Burberry slashes profit targets as luxury demand weakens further

Burberry has said the slowdown in demand for its luxury goods worsened in December as wealthy shoppers tightened their belts.

As a result, the London-based fashion brand cut its profit projection for the year. The “slowdown in luxury demand” that has persisted following increases in the cost of living and worldwide interest rate hikes, according to the statement, has impacted trading.

Burberry’s CEO Jonathan Akeroyd stated that the company had a “further deceleration in our key December trading period,” which will have an impact on its bottom line. After announcing in November 2023 that pressure from the premium market was causing sales growth to fall short of objectives, Burberry’s shares had already begun to decline.

Retail sales at Burberry for the three months ended 30th December fell by 7 per cent to £ 706 million.

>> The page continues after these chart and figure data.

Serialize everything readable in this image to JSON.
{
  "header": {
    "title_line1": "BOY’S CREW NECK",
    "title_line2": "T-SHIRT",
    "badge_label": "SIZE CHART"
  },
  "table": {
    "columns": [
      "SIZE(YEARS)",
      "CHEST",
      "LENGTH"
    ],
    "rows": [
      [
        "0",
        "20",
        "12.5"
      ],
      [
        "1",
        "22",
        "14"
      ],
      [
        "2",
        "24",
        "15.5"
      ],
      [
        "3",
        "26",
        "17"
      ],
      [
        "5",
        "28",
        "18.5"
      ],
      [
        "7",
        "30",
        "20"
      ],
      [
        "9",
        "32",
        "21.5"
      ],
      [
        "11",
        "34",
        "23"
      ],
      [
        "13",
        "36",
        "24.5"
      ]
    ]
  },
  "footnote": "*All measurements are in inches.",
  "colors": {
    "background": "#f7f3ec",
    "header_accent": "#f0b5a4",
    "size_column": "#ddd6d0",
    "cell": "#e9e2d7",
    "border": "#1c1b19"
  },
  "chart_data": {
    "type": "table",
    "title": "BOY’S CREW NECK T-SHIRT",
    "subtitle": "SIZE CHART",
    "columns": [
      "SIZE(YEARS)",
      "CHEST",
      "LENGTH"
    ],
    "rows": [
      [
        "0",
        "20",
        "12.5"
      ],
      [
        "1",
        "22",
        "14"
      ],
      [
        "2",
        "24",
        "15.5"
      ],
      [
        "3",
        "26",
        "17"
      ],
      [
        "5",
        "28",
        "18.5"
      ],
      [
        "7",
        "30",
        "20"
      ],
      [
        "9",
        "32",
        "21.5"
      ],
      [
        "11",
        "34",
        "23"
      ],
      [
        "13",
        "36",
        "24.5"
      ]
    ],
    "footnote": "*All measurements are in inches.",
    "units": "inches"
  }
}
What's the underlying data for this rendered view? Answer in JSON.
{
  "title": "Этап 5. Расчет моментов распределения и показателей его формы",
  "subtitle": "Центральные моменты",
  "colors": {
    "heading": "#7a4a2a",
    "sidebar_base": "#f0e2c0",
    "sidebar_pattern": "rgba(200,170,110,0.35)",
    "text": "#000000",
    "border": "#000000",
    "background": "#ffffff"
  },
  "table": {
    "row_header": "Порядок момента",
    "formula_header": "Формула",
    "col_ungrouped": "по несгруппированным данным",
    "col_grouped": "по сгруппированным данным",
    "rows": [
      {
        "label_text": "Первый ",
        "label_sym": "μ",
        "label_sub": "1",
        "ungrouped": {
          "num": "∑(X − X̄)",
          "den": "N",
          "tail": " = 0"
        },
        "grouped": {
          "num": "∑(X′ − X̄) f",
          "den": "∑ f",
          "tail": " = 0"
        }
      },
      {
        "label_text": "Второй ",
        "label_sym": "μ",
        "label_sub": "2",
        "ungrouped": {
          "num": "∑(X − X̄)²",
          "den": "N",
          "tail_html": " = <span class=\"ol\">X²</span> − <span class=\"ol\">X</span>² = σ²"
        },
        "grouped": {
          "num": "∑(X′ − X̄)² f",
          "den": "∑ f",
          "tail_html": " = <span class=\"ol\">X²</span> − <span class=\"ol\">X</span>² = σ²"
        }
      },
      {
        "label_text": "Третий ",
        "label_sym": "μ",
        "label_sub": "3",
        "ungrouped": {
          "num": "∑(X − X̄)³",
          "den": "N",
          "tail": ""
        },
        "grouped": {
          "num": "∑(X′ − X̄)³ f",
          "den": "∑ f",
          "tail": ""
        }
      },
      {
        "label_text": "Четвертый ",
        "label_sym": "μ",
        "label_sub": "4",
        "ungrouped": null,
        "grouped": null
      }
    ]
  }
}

It stated that throughout the important selling period, like-for-like store sales decreased by 4 per cent. The company profited from a recovery in Asia led by China and Japan, while its sales in the Americas fell 15 per cent.

As a result, Burberry informed shareholders that it now projects an operational profit for the year ending in March of between £ 410 million and £ 460 million. Additionally, it issued a warning, estimating that negative foreign exchange rates would reduce its earnings by about £ 60 million and revenues by about £ 120 million.

Akeroyd said, “We are continuing to deliver the transition to our new modern British luxury creative expression for Burberry which started appearing in our stores in early autumn. We are still in the early stages of executing this, which has become more challenging against the backdrop of slowing luxury demand. We remain confident in our strategy to realise Burberry’s potential and we are committed to achieving our £ 4 billion revenue ambition.”